La ministre de la Famille, de la Femme, de l’Enfance et des Personnes âgées, Asma Jebri, a annoncé que son département mobilise une enveloppe globale de plus de 12,8 millions de dinars cette année pour la modernisation et l’extension du réseau national d’hébergement des personnes âgées.

Ces précisions ont été apportées en réponse à une question écrite de la députée Amal Meddeb à l’Assemblée des représentants du peuple (ARP).

Réhabilitation et création de nouveaux centres

Le programme d’investissement 2026 se décline en trois chantiers principaux. La réhabilitation du centre de protection des personnes âgées de Béja mobilisera 3 millions de dinars, tandis que celle du centre de la Manouba est estimée à 4 millions de dinars. Par ailleurs, un nouveau centre sera construit à Siliana, doté d’une capacité de 96 lits, pour un coût de 5 millions de dinars au titre du bâtiment et 800 000 dinars supplémentaires pour son équipement.

Un parc d’accueil encore limité

La Tunisie dispose actuellement de dix établissements de protection des personnes âgées, offrant une capacité totale de 484 lits.
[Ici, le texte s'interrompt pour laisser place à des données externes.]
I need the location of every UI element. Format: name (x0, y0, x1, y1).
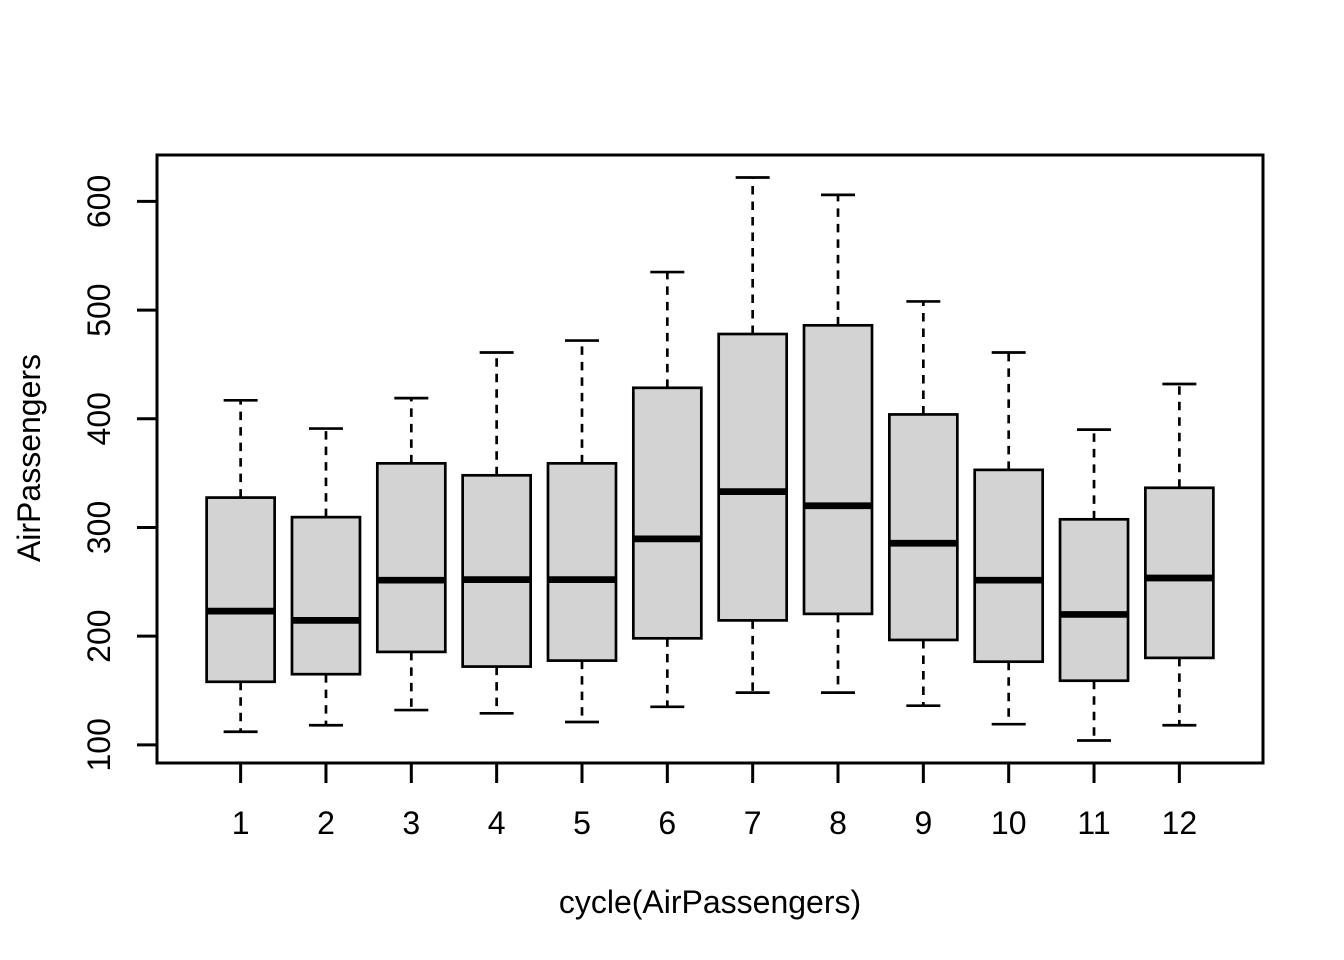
x-tick-label: 1 (232, 805, 250, 841)
boxplot-box-1 (205, 398, 276, 734)
boxplot-box-4 (461, 351, 533, 715)
x-tick-label: 9 (914, 805, 932, 841)
iqr-box (1058, 517, 1130, 683)
boxplot-box-11 (1058, 428, 1130, 742)
x-tick-label: 12 (1162, 805, 1198, 841)
y-tick-label: 500 (81, 283, 117, 336)
iqr-box (631, 386, 703, 640)
y-tick-label: 200 (81, 609, 117, 662)
iqr-box (461, 473, 533, 668)
iqr-box (375, 461, 447, 654)
x-tick-label: 8 (829, 805, 847, 841)
y-tick-label: 100 (81, 718, 117, 771)
iqr-box (973, 468, 1045, 664)
x-tick-label: 3 (402, 805, 420, 841)
x-tick-label: 6 (658, 805, 676, 841)
boxplot-box-8 (802, 193, 874, 695)
plot-border (155, 153, 1265, 765)
boxplot-box-5 (546, 339, 618, 724)
boxplot-box-9 (887, 300, 959, 708)
iqr-box (546, 461, 618, 662)
boxplot-box-6 (631, 270, 703, 709)
boxplot-box-10 (973, 351, 1045, 726)
x-axis-title: cycle(AirPassengers) (559, 884, 861, 920)
iqr-box (1144, 486, 1215, 660)
x-tick-label: 4 (488, 805, 506, 841)
y-axis-title: AirPassengers (11, 354, 47, 562)
iqr-box (887, 413, 959, 642)
boxplot-box-3 (375, 396, 447, 712)
boxplot-box-2 (290, 427, 362, 727)
x-tick-label: 7 (744, 805, 762, 841)
boxplot-box-12 (1144, 382, 1215, 727)
boxplot-box-7 (717, 176, 789, 695)
iqr-box (802, 323, 874, 616)
x-tick-label: 10 (991, 805, 1027, 841)
iqr-box (290, 515, 362, 676)
y-tick-label: 300 (81, 501, 117, 554)
x-tick-label: 5 (573, 805, 591, 841)
y-tick-label: 600 (81, 175, 117, 228)
x-tick-label: 2 (317, 805, 335, 841)
iqr-box (205, 496, 276, 684)
x-tick-label: 11 (1077, 805, 1110, 841)
y-tick-label: 400 (81, 392, 117, 445)
iqr-box (717, 332, 789, 622)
Ces structures accueillent à ce jour 360 résidents, laissant apparaître une marge encore disponible, tout en révélant les besoins croissants d’un réseau appelé à se renforcer face au vieillissement démographique.
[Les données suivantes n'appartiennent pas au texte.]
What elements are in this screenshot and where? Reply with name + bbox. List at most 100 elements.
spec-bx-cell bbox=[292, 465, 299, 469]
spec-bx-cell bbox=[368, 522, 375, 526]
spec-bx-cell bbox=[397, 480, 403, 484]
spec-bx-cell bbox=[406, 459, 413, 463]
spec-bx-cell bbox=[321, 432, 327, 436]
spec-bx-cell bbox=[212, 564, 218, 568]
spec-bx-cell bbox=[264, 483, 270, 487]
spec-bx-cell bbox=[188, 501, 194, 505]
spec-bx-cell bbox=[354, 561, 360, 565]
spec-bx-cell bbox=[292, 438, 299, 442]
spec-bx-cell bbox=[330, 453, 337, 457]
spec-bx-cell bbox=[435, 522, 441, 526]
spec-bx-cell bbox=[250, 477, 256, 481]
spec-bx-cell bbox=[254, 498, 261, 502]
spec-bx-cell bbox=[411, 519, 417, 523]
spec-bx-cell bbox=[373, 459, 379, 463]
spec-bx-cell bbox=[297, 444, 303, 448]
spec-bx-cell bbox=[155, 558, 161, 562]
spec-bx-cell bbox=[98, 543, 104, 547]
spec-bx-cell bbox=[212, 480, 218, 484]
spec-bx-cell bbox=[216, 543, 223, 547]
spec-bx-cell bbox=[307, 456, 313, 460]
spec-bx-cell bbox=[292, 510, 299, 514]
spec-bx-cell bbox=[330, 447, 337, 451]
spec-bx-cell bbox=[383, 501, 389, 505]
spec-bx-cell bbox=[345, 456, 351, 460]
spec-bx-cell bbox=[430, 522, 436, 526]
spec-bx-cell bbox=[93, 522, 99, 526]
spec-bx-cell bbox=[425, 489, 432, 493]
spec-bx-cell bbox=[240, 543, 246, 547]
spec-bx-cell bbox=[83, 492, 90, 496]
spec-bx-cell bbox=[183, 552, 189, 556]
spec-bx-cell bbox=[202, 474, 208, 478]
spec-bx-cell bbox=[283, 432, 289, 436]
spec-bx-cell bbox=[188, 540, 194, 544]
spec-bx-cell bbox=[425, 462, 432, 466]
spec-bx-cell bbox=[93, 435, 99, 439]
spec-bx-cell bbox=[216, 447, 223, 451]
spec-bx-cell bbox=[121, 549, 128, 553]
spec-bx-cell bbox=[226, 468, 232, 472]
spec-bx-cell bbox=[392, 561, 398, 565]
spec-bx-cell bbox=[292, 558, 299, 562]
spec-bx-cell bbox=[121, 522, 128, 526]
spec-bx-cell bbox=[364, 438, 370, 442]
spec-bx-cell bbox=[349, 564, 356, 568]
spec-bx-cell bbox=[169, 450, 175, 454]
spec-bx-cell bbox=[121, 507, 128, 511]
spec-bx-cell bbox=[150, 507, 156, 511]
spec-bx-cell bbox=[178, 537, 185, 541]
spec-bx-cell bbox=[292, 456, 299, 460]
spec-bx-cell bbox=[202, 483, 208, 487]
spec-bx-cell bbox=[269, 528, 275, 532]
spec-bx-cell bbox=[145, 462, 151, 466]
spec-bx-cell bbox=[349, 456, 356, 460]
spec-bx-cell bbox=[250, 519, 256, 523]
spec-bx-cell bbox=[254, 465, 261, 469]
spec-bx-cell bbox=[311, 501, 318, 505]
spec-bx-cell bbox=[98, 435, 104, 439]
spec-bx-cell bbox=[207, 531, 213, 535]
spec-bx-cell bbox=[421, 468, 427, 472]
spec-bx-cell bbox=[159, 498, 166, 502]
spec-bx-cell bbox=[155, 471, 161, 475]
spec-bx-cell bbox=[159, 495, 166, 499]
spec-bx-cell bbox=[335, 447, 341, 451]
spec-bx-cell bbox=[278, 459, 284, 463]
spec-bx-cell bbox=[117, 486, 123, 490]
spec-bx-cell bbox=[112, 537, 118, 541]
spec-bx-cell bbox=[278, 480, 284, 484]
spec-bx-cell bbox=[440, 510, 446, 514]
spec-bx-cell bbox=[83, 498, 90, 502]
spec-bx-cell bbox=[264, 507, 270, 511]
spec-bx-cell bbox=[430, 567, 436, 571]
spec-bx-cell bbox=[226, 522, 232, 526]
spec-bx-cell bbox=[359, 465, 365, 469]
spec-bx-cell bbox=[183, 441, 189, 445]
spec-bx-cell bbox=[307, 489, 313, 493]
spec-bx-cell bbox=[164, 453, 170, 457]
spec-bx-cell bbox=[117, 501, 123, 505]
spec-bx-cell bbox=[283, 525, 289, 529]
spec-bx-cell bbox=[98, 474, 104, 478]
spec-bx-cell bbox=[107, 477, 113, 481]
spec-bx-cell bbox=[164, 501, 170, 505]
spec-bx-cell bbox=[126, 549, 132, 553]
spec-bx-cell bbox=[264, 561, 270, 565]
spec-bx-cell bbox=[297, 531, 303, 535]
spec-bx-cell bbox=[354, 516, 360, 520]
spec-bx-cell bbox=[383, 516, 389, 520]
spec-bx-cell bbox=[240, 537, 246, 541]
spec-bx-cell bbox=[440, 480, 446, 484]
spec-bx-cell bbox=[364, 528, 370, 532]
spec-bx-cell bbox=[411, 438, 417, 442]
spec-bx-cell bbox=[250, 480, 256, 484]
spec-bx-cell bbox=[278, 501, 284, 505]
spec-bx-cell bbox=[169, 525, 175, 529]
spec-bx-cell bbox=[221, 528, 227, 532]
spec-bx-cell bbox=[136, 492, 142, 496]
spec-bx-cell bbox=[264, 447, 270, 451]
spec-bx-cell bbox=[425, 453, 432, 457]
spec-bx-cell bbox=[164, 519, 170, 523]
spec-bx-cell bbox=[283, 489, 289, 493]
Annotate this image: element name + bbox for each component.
Des critères d’admission encadrés par la loi

L’accès à ces établissements est régi par la loi n° 114 de 1994, qui pose plusieurs conditions cumulatives : la démarche doit être volontaire, le demandeur doit être âgé d’au moins 60 ans, sans soutien familial, sans logement propre et disposer de faibles revenus. Un dossier médical attestant l’absence de maladies infectieuses ou contagieuses est également exigé afin de préserver la sécurité de l’ensemble des résidents.

Sur le plan procédural, la demande d’admission est déposée auprès des services centraux ou régionaux du ministère, suivie d’une enquête sociale conduite en coordination avec les services des affaires sociales, avant examen par une commission d’admission dédiée.